Assim, constata-se que, em primeiro lugar, os pais da parte recorrente mantêm empreendimento comercial de natureza rural, inequivocamente voltado para a comercialização de leite bovino no decorrer de décadas; em segundo, que a demandante não desenvolveu ou desenvolve qualquer atividade rurícola, muito menos para fim de subsistência; e, em terceiro, é portadora de curso de nível superior, portando apta a desenvolver, como de fato desenvolveu atividades de natureza urbana, apresentando, portanto, perfil bem diferente do segurado especial que, indevidamente, alega ser detentora.

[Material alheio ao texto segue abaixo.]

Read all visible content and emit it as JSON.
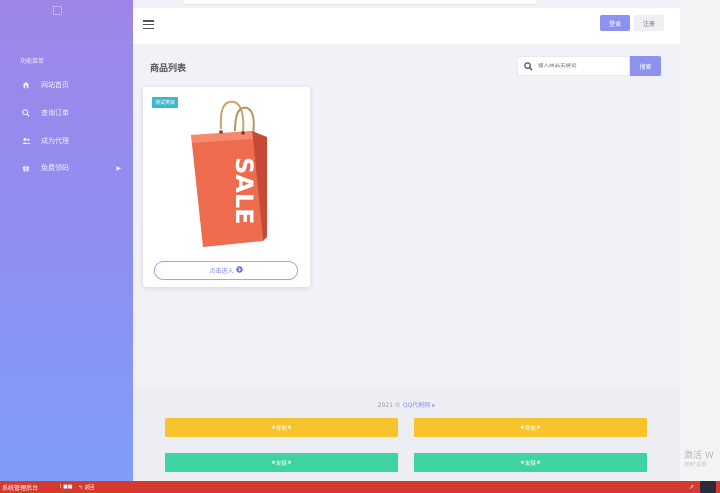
{
  "sidebar": {
    "menu_title": "功能菜单",
    "items": [
      {
        "icon": "home-icon",
        "label": "网站首页"
      },
      {
        "icon": "search-icon",
        "label": "查询订单"
      },
      {
        "icon": "users-icon",
        "label": "成为代理"
      },
      {
        "icon": "gift-icon",
        "label": "免费领码"
      }
    ]
  },
  "header": {
    "login_label": "登录",
    "register_label": "注册"
  },
  "main": {
    "title": "商品列表",
    "search_placeholder": "输入商品关键词",
    "search_button": "搜索"
  },
  "product": {
    "tag": "测试类目",
    "enter_button": "点击进入"
  },
  "footer": {
    "copyright_prefix": "2021 ©",
    "copyright_link": "QQ代刷网",
    "buttons": [
      {
        "label": "导航",
        "color": "#f7c42c"
      },
      {
        "label": "导航",
        "color": "#f7c42c"
      },
      {
        "label": "友链",
        "color": "#3ed3a0"
      },
      {
        "label": "友链",
        "color": "#3ed3a0"
      }
    ]
  },
  "watermark": {
    "title": "激活 W",
    "sub": "转到\"设置"
  },
  "taskbar": {
    "title": "系统管理后台",
    "item1": "I ■■",
    "item2": "↰ 返回"
  },
  "colors": {
    "accent": "#8c92ee",
    "sidebar_top": "#9e86e8",
    "sidebar_bottom": "#7f9dfa",
    "taskbar": "#d6392e"
  }
}
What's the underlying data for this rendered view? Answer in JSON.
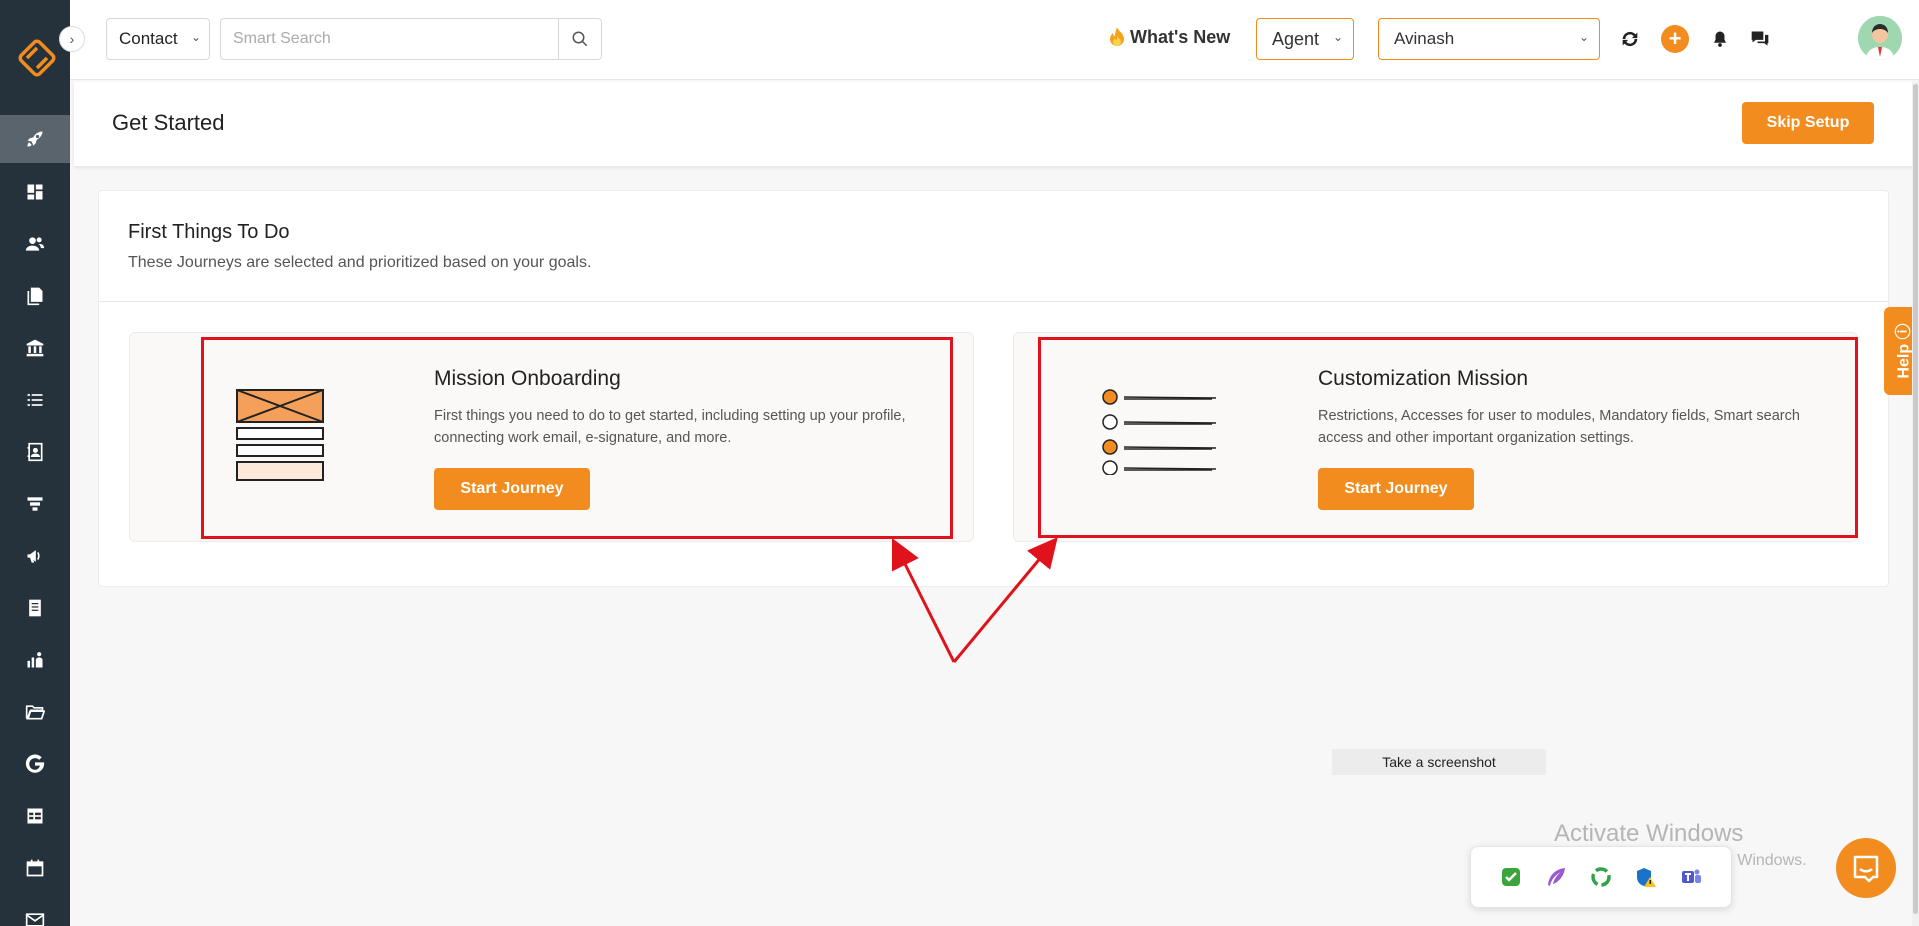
{
  "colors": {
    "accent": "#f28c1e",
    "sidebar": "#25313b",
    "annotation": "#e0121b"
  },
  "topbar": {
    "module_select": "Contact",
    "search_placeholder": "Smart Search",
    "whats_new": "What's New",
    "role_select": "Agent",
    "user_select": "Avinash"
  },
  "sidebar": {
    "items": [
      "rocket-icon",
      "dashboard-icon",
      "contacts-icon",
      "documents-icon",
      "bank-icon",
      "list-icon",
      "address-book-icon",
      "funnel-icon",
      "megaphone-icon",
      "notes-icon",
      "reports-icon",
      "folder-icon",
      "google-icon",
      "table-icon",
      "calendar-icon",
      "mail-icon"
    ]
  },
  "page": {
    "title": "Get Started",
    "skip_label": "Skip Setup"
  },
  "section": {
    "title": "First Things To Do",
    "subtitle": "These Journeys are selected and prioritized based on your goals."
  },
  "journeys": [
    {
      "title": "Mission Onboarding",
      "description": "First things you need to do to get started, including setting up your profile, connecting work email, e-signature, and more.",
      "button": "Start Journey"
    },
    {
      "title": "Customization Mission",
      "description": "Restrictions, Accesses for user to modules, Mandatory fields, Smart search access and other important organization settings.",
      "button": "Start Journey"
    }
  ],
  "help_label": "Help",
  "tooltip": "Take a screenshot",
  "watermark": {
    "line1": "Activate Windows",
    "line2": "Go to Settings to activate Windows."
  }
}
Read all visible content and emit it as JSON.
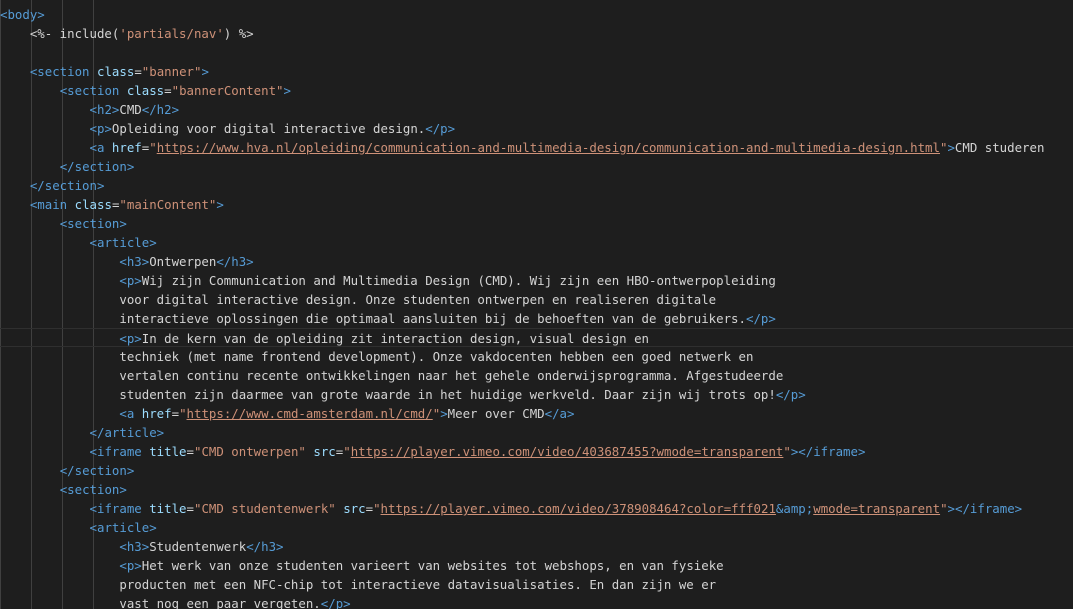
{
  "editor": {
    "theme_colors": {
      "background": "#1e1e1e",
      "tag": "#569cd6",
      "attribute": "#9cdcfe",
      "string": "#ce9178",
      "punctuation": "#808080",
      "text": "#d4d4d4",
      "indent_guide": "#404040"
    },
    "current_line": 17,
    "lines": [
      [
        [
          "t",
          "<body>"
        ]
      ],
      [
        [
          "x",
          "    <%- include("
        ],
        [
          "s",
          "'partials/nav'"
        ],
        [
          "x",
          ") %>"
        ]
      ],
      [],
      [
        [
          "x",
          "    "
        ],
        [
          "t",
          "<section"
        ],
        [
          "x",
          " "
        ],
        [
          "a",
          "class"
        ],
        [
          "x",
          "="
        ],
        [
          "s",
          "\"banner\""
        ],
        [
          "t",
          ">"
        ]
      ],
      [
        [
          "x",
          "        "
        ],
        [
          "t",
          "<section"
        ],
        [
          "x",
          " "
        ],
        [
          "a",
          "class"
        ],
        [
          "x",
          "="
        ],
        [
          "s",
          "\"bannerContent\""
        ],
        [
          "t",
          ">"
        ]
      ],
      [
        [
          "x",
          "            "
        ],
        [
          "t",
          "<h2>"
        ],
        [
          "x",
          "CMD"
        ],
        [
          "t",
          "</h2>"
        ]
      ],
      [
        [
          "x",
          "            "
        ],
        [
          "t",
          "<p>"
        ],
        [
          "x",
          "Opleiding voor digital interactive design."
        ],
        [
          "t",
          "</p>"
        ]
      ],
      [
        [
          "x",
          "            "
        ],
        [
          "t",
          "<a"
        ],
        [
          "x",
          " "
        ],
        [
          "a",
          "href"
        ],
        [
          "x",
          "="
        ],
        [
          "s",
          "\""
        ],
        [
          "u",
          "https://www.hva.nl/opleiding/communication-and-multimedia-design/communication-and-multimedia-design.html"
        ],
        [
          "s",
          "\""
        ],
        [
          "t",
          ">"
        ],
        [
          "x",
          "CMD studeren"
        ]
      ],
      [
        [
          "x",
          "        "
        ],
        [
          "t",
          "</section>"
        ]
      ],
      [
        [
          "x",
          "    "
        ],
        [
          "t",
          "</section>"
        ]
      ],
      [
        [
          "x",
          "    "
        ],
        [
          "t",
          "<main"
        ],
        [
          "x",
          " "
        ],
        [
          "a",
          "class"
        ],
        [
          "x",
          "="
        ],
        [
          "s",
          "\"mainContent\""
        ],
        [
          "t",
          ">"
        ]
      ],
      [
        [
          "x",
          "        "
        ],
        [
          "t",
          "<section>"
        ]
      ],
      [
        [
          "x",
          "            "
        ],
        [
          "t",
          "<article>"
        ]
      ],
      [
        [
          "x",
          "                "
        ],
        [
          "t",
          "<h3>"
        ],
        [
          "x",
          "Ontwerpen"
        ],
        [
          "t",
          "</h3>"
        ]
      ],
      [
        [
          "x",
          "                "
        ],
        [
          "t",
          "<p>"
        ],
        [
          "x",
          "Wij zijn Communication and Multimedia Design (CMD). Wij zijn een HBO-ontwerpopleiding"
        ]
      ],
      [
        [
          "x",
          "                voor digital interactive design. Onze studenten ontwerpen en realiseren digitale"
        ]
      ],
      [
        [
          "x",
          "                interactieve oplossingen die optimaal aansluiten bij de behoeften van de gebruikers."
        ],
        [
          "t",
          "</p>"
        ]
      ],
      [
        [
          "x",
          "                "
        ],
        [
          "t",
          "<p>"
        ],
        [
          "x",
          "In de kern van de opleiding zit interaction design, visual design en"
        ]
      ],
      [
        [
          "x",
          "                techniek (met name frontend development). Onze vakdocenten hebben een goed netwerk en"
        ]
      ],
      [
        [
          "x",
          "                vertalen continu recente ontwikkelingen naar het gehele onderwijsprogramma. Afgestudeerde"
        ]
      ],
      [
        [
          "x",
          "                studenten zijn daarmee van grote waarde in het huidige werkveld. Daar zijn wij trots op!"
        ],
        [
          "t",
          "</p>"
        ]
      ],
      [
        [
          "x",
          "                "
        ],
        [
          "t",
          "<a"
        ],
        [
          "x",
          " "
        ],
        [
          "a",
          "href"
        ],
        [
          "x",
          "="
        ],
        [
          "s",
          "\""
        ],
        [
          "u",
          "https://www.cmd-amsterdam.nl/cmd/"
        ],
        [
          "s",
          "\""
        ],
        [
          "t",
          ">"
        ],
        [
          "x",
          "Meer over CMD"
        ],
        [
          "t",
          "</a>"
        ]
      ],
      [
        [
          "x",
          "            "
        ],
        [
          "t",
          "</article>"
        ]
      ],
      [
        [
          "x",
          "            "
        ],
        [
          "t",
          "<iframe"
        ],
        [
          "x",
          " "
        ],
        [
          "a",
          "title"
        ],
        [
          "x",
          "="
        ],
        [
          "s",
          "\"CMD ontwerpen\""
        ],
        [
          "x",
          " "
        ],
        [
          "a",
          "src"
        ],
        [
          "x",
          "="
        ],
        [
          "s",
          "\""
        ],
        [
          "u",
          "https://player.vimeo.com/video/403687455?wmode=transparent"
        ],
        [
          "s",
          "\""
        ],
        [
          "t",
          "></iframe>"
        ]
      ],
      [
        [
          "x",
          "        "
        ],
        [
          "t",
          "</section>"
        ]
      ],
      [
        [
          "x",
          "        "
        ],
        [
          "t",
          "<section>"
        ]
      ],
      [
        [
          "x",
          "            "
        ],
        [
          "t",
          "<iframe"
        ],
        [
          "x",
          " "
        ],
        [
          "a",
          "title"
        ],
        [
          "x",
          "="
        ],
        [
          "s",
          "\"CMD studentenwerk\""
        ],
        [
          "x",
          " "
        ],
        [
          "a",
          "src"
        ],
        [
          "x",
          "="
        ],
        [
          "s",
          "\""
        ],
        [
          "u",
          "https://player.vimeo.com/video/378908464?color=fff021"
        ],
        [
          "t",
          "&amp;"
        ],
        [
          "u",
          "wmode=transparent"
        ],
        [
          "s",
          "\""
        ],
        [
          "t",
          "></iframe>"
        ]
      ],
      [
        [
          "x",
          "            "
        ],
        [
          "t",
          "<article>"
        ]
      ],
      [
        [
          "x",
          "                "
        ],
        [
          "t",
          "<h3>"
        ],
        [
          "x",
          "Studentenwerk"
        ],
        [
          "t",
          "</h3>"
        ]
      ],
      [
        [
          "x",
          "                "
        ],
        [
          "t",
          "<p>"
        ],
        [
          "x",
          "Het werk van onze studenten varieert van websites tot webshops, en van fysieke"
        ]
      ],
      [
        [
          "x",
          "                producten met een NFC-chip tot interactieve datavisualisaties. En dan zijn we er"
        ]
      ],
      [
        [
          "x",
          "                vast nog een paar vergeten."
        ],
        [
          "t",
          "</p>"
        ]
      ]
    ]
  }
}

Dessa forma, não faz jus ao Benefício Previdenciário postulado, como bem decidido pelo Juízo de primeiro grau.
Ante o exposto, CONHEÇO do recurso interposto, mas para ao mesmo NEGAR PROVIMENTO, mantendo a sentença recorrida em todos os seus termos.
Condenação ao pagamento de verbas honorárias e custas processuais igualmente mantidas da forma como fixada na sentença de primeiro grau.
É como voto.
Tribunal Regional Federal da 1ª Região
GAB. 05 - DESEMBARGADOR FEDERAL RUI GONÇALVES
Processo Judicial Eletrônico
E M E N T A
PREVIDENCIÁRIO. APOSENTADORIA POR IDADE RURAL. INÍCIO DE PROVA MATERIAL. INEXISTÊNCIA. AUTORA PORTADORA DE GRADU DE ESCOLARIDADE SUPERIOR. FAENDA DE PROPRIEDADE DA MÃE DA AUTORA VOLTADA PARA A COMERCIALIZAÇÃO OSTENTIVA DE LATICÍNIO. VÍNCULOS EMPREGATÍCIOS DE NATUREZA URBANA MANTIDOS, DE FORMA PROLONGADA, PELA PARTE AUTORA. CONDIÇÃO DE RURÍCOLA NÃO CARACTERIZADA. SENTENÇA MANTIDA.
1. A aposentadoria por idade será devida ao segurado que completar 60 anos e 55 anos de idade, respectivamente homens e mulheres, e comprovar o efetivo exercício da atividade rural, ainda que de forma descontínua, por tempo igual ao período de carência exigido para o benefício, nos termos do art. 48, §§ 1º e 2º da Lei 8.213/91.
2. Elementos de prova material juntados pelas partes demonstrando que a mãe da Autora é titular de Fazenda voltada, por décadas, à comercialização de leite em escala considerável, além de ser a própria demandante portadora de grau de instrução de nível superior, bem como apresentar vínculos de natureza urbana prolongados.
3. Situação de segurada especial, labutando em regime de economia familiar para fim de subsistência não caracterizada autos, tratando-se, na verdade, de segurada urbana com perfil totalmente distinto dos apresentados pelos rurícolas protegidos pelo Regime Previdenciário diferenciado.
4. Aposentadoria Especial indevida. Sentença de improcedência confirmada.
ACÓRDÃO
Decide a Segunda Turma do TRF/1ª Região negar provimento à apelação, à unanimidade, nos termos do voto do Relator.
Brasília/DF, data da assinatura eletrônica.